This 5-ingredient oven broken spaghetti is the kind of no-fuss, stick-to-your-ribs supper that has quietly fed farm families for generations. It reminds me of the church potlucks where every casserole came bubbling to the table in a glass baking dish, simple as can be but made with love. Here, you scatter dry broken spaghetti right into the pan, pour over a pale, creamy mixture made from pantry staples, and let the oven do the work. It’s the sort of honest, comforting meal that has husbands and grandkids both going back for seconds, and it fits right into the rhythm of a busy day on the farm or in town.

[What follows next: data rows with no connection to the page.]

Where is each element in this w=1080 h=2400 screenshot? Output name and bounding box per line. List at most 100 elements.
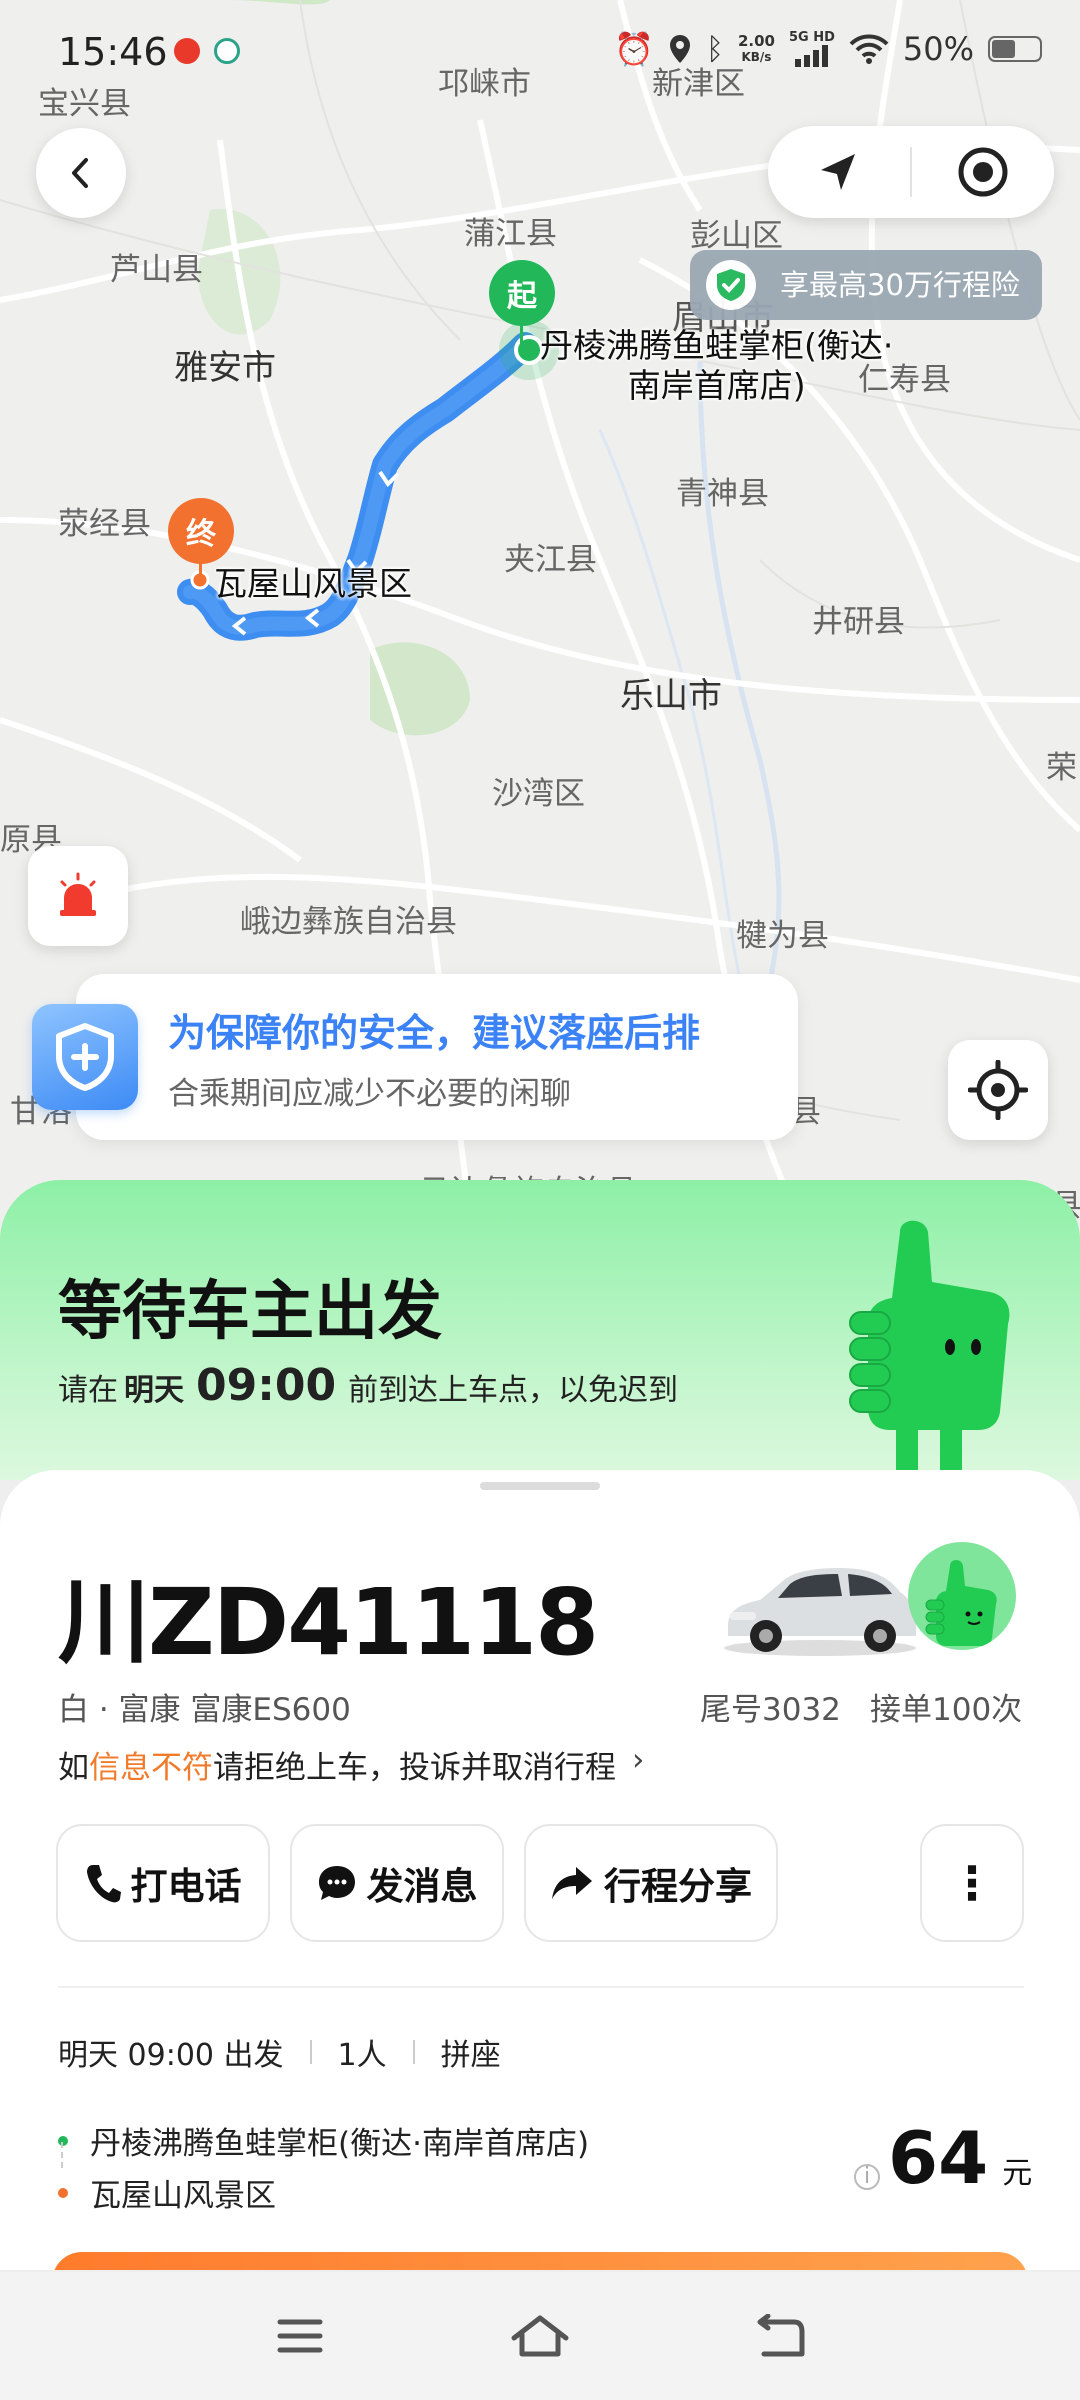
network-speed-value: 2.00 [737, 32, 775, 50]
route-destination: 瓦屋山风景区 [58, 2170, 276, 2215]
locate-me-button[interactable] [948, 1040, 1048, 1140]
system-nav-bar [0, 2272, 1080, 2400]
notice-highlight: 信息不符 [89, 1750, 213, 1786]
trip-ride-type: 拼座 [440, 2038, 501, 2073]
mascot-avatar-icon [925, 1560, 997, 1646]
subtitle-time: 09:00 [196, 1360, 337, 1411]
trip-passenger-count: 1人 [337, 2038, 387, 2073]
app-notification-icon-2 [214, 38, 240, 64]
insurance-badge[interactable]: 享最高30万行程险 [690, 250, 1042, 320]
message-button-label: 发消息 [366, 1865, 478, 1908]
destination-dot-icon [58, 2187, 68, 2198]
chat-bubble-icon [318, 1866, 355, 1900]
map-tools [768, 126, 1054, 218]
insurance-text: 享最高30万行程险 [780, 268, 1020, 302]
trip-detail-card: 川ZD41118 白 · 富康 富康ES600 尾号3032 接单100次 如 … [0, 1470, 1080, 2270]
info-icon[interactable]: i [854, 2163, 880, 2190]
start-pin[interactable]: 起 [489, 260, 555, 344]
route-destination-text: 瓦屋山风景区 [90, 2178, 276, 2214]
map-place-lushan: 芦山县 [110, 252, 203, 288]
bluetooth-icon: ᛒ [705, 31, 724, 67]
map-place-jiajiang: 夹江县 [504, 542, 597, 578]
navigate-button[interactable] [768, 126, 910, 218]
subtitle-day: 明天 [124, 1373, 184, 1408]
share-arrow-icon [552, 1867, 592, 1899]
status-time: 15:46 [58, 30, 168, 74]
safety-tip-subtitle: 合乘期间应减少不必要的闲聊 [168, 1076, 571, 1112]
route-origin-text: 丹棱沸腾鱼蛙掌柜(衡达·南岸首席店) [90, 2126, 590, 2162]
route-connector [61, 2142, 63, 2168]
start-poi-line2: 南岸首席店) [627, 366, 806, 405]
status-bar: 15:46 ⏰ ᛒ 2.00 KB/s 5G HD 50% [0, 0, 1080, 110]
wifi-icon [849, 34, 889, 64]
status-indicators: ⏰ ᛒ 2.00 KB/s 5G HD 50% [614, 30, 1042, 68]
trip-price[interactable]: i 64 元 [854, 2116, 1032, 2200]
safety-tip-title: 为保障你的安全，建议落座后排 [168, 1011, 701, 1055]
chevron-left-icon [72, 158, 88, 188]
mismatch-notice-link[interactable]: 如 信息不符 请拒绝上车，投诉并取消行程 › [58, 1742, 644, 1787]
driver-order-count: 接单100次 [870, 1692, 1023, 1728]
meta-separator [412, 2040, 415, 2064]
network-speed: 2.00 KB/s [738, 33, 775, 65]
share-trip-button[interactable]: 行程分享 [524, 1824, 778, 1942]
back-button[interactable] [36, 128, 126, 218]
navigation-arrow-icon [821, 154, 855, 190]
battery-icon [988, 36, 1042, 62]
recenter-button[interactable] [912, 126, 1054, 218]
crosshair-icon [968, 1060, 1028, 1120]
home-icon [511, 2315, 569, 2357]
map-place-jingyan: 井研县 [812, 604, 905, 640]
drag-handle[interactable] [480, 1482, 600, 1490]
chevron-right-icon: › [632, 1742, 645, 1778]
trip-status-subtitle: 请在 明天 09:00 前到达上车点，以免迟到 [58, 1360, 678, 1411]
map-place-rong: 荣 [1046, 750, 1077, 786]
sos-button[interactable] [28, 846, 128, 946]
menu-icon [277, 2319, 323, 2353]
origin-dot-icon [58, 2135, 68, 2146]
trip-depart-time: 明天 09:00 出发 [58, 2038, 284, 2073]
battery-percent: 50% [902, 30, 974, 68]
end-pin[interactable]: 终 [168, 498, 234, 582]
notice-prefix: 如 [58, 1750, 89, 1786]
safety-tip-card[interactable]: 为保障你的安全，建议落座后排 合乘期间应减少不必要的闲聊 [76, 974, 798, 1140]
status-app-icons [174, 38, 240, 64]
notice-suffix: 请拒绝上车，投诉并取消行程 [213, 1750, 616, 1786]
nav-back-button[interactable] [735, 2301, 825, 2371]
signal-icon [794, 45, 828, 67]
target-icon [958, 147, 1008, 197]
price-amount: 64 [888, 2116, 989, 2200]
subtitle-prefix: 请在 [58, 1373, 118, 1408]
map-place-qingshen: 青神县 [676, 476, 769, 512]
app-notification-icon [174, 38, 200, 64]
car-description: 白 · 富康 富康ES600 [58, 1692, 351, 1728]
map-place-shawan: 沙湾区 [492, 776, 585, 812]
end-poi-label: 瓦屋山风景区 [214, 564, 412, 603]
start-poi-label: 丹棱沸腾鱼蛙掌柜(衡达· 南岸首席店) [540, 326, 893, 406]
promo-banner[interactable] [52, 2252, 1028, 2270]
meta-separator [309, 2040, 312, 2064]
trip-meta: 明天 09:00 出发 1人 拼座 [58, 2030, 501, 2074]
driver-tail-number: 尾号3032 [700, 1692, 841, 1728]
license-plate: 川ZD41118 [58, 1569, 599, 1676]
nav-home-button[interactable] [495, 2301, 585, 2371]
nav-menu-button[interactable] [255, 2301, 345, 2371]
driver-avatar[interactable] [908, 1542, 1016, 1650]
start-poi-line1: 丹棱沸腾鱼蛙掌柜(衡达· [540, 326, 894, 365]
signal-indicator: 5G HD [789, 31, 835, 67]
car-image [724, 1568, 916, 1656]
map-place-ebian: 峨边彝族自治县 [240, 904, 457, 940]
price-unit: 元 [1002, 2156, 1033, 2191]
back-icon [757, 2314, 805, 2357]
thumbs-up-mascot [849, 1220, 1010, 1470]
network-type: 5G HD [788, 30, 835, 45]
call-button-label: 打电话 [130, 1865, 242, 1908]
call-button[interactable]: 打电话 [56, 1824, 270, 1942]
section-divider [58, 1986, 1024, 1988]
map-place-pujiang: 蒲江县 [464, 216, 557, 252]
more-options-button[interactable]: ⋮ [920, 1824, 1024, 1942]
map-place-leshan: 乐山市 [620, 676, 722, 716]
more-vertical-icon: ⋮ [949, 1856, 995, 1910]
message-button[interactable]: 发消息 [290, 1824, 504, 1942]
subtitle-suffix: 前到达上车点，以免迟到 [348, 1373, 679, 1408]
safety-shield-icon [32, 1004, 138, 1110]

Serve this creamy baked broken spaghetti hot from the oven with a bright green side to balance the richness—steamed peas, buttered green beans, or a simple lettuce salad with a tangy vinaigrette all work nicely. Warm dinner rolls or slices of crusty bread are perfect for scooping up the extra creamy sauce along the edges of the pan. A dish of applesauce or sliced fresh tomatoes on the side adds that old-fashioned Midwestern touch and a bit of sweetness and acidity to round out the plate.
5-Ingredient Oven Broken Spaghetti
Servings: 4

Ingredients
8 ounces dry spaghetti, broken into short pieces (about 1 to 2 inches)
2 cups low-sodium chicken broth
1 can (10.5 ounces) condensed cream of mushroom soup
1 cup shredded cheddar cheese, divided
1/2 cup whole milk or half-and-half
Directions
Preheat your oven to 375°F (190°C). Lightly grease a 9x13-inch glass baking dish with a bit of butter or cooking spray so the pasta doesn’t stick.
Spread the dry broken spaghetti evenly in the bottom of the glass baking dish. Try to keep it in a fairly even layer so it cooks at the same rate.
In a medium bowl, whisk together the chicken broth, condensed cream of mushroom soup, and milk or half-and-half until you have a smooth, pale, creamy mixture with no big lumps.
Pour the creamy mixture evenly over the dry broken spaghetti in the glass dish, making sure all the pasta is moistened. Gently press down any pieces that are sticking up so they’re mostly covered by the liquid.
Sprinkle half of the shredded cheddar cheese (about 1/2 cup) evenly over the top. This gives the sauce a head start on getting rich and cheesy as it bakes.
Cover the baking dish tightly with aluminum foil. Bake in the preheated oven for 30 minutes, allowing the spaghetti to soften and absorb the creamy mixture.
After 30 minutes, carefully remove the foil and give the pasta a gentle stir, pulling any drier pieces from the corners into the sauce. Smooth the top back out.
Sprinkle the remaining 1/2 cup of shredded cheddar cheese evenly over the surface. Return the dish to the oven, uncovered, and bake for another 15 to 20 minutes, or until the cheese is melted, the edges are bubbling, and the pasta is tender when you test a piece with a fork.
Remove the dish from the oven and let it rest for 5 to 10 minutes before serving. This short rest helps the sauce thicken slightly so each scoop holds together nicely on the plate.
Variations & Tips
You can tuck a lot of personality into this simple dish while keeping the spirit of the recipe the same. For extra protein, stir in 1 to 2 cups of cooked, shredded chicken or diced ham when you give the pasta a stir midway through baking; just be sure any meat you add is fully cooked and still within safe refrigeration time (no more than 3 to 4 days in the fridge). If you prefer a different flavor, swap the cream of mushroom soup for cream of chicken or cream of celery. For a little color and sweetness, add 1 cup of thawed frozen peas or mixed vegetables when you pour the creamy mixture over the pasta. To make it cheesier, use a blend of cheddar and mozzarella, or sprinkle a spoonful of grated Parmesan over the top before the final bake. If you need to reduce sodium, choose low-sodium broth and a reduced-sodium condensed soup, and taste before adding any extra salt at the table. Always handle hot glass baking dishes carefully—avoid placing a hot dish directly onto a cold or wet surface to prevent cracking. Leftovers should be cooled within two hours, then stored covered in the refrigerator and eaten within 3 to 4 days; reheat until steaming hot all the way through before serving again.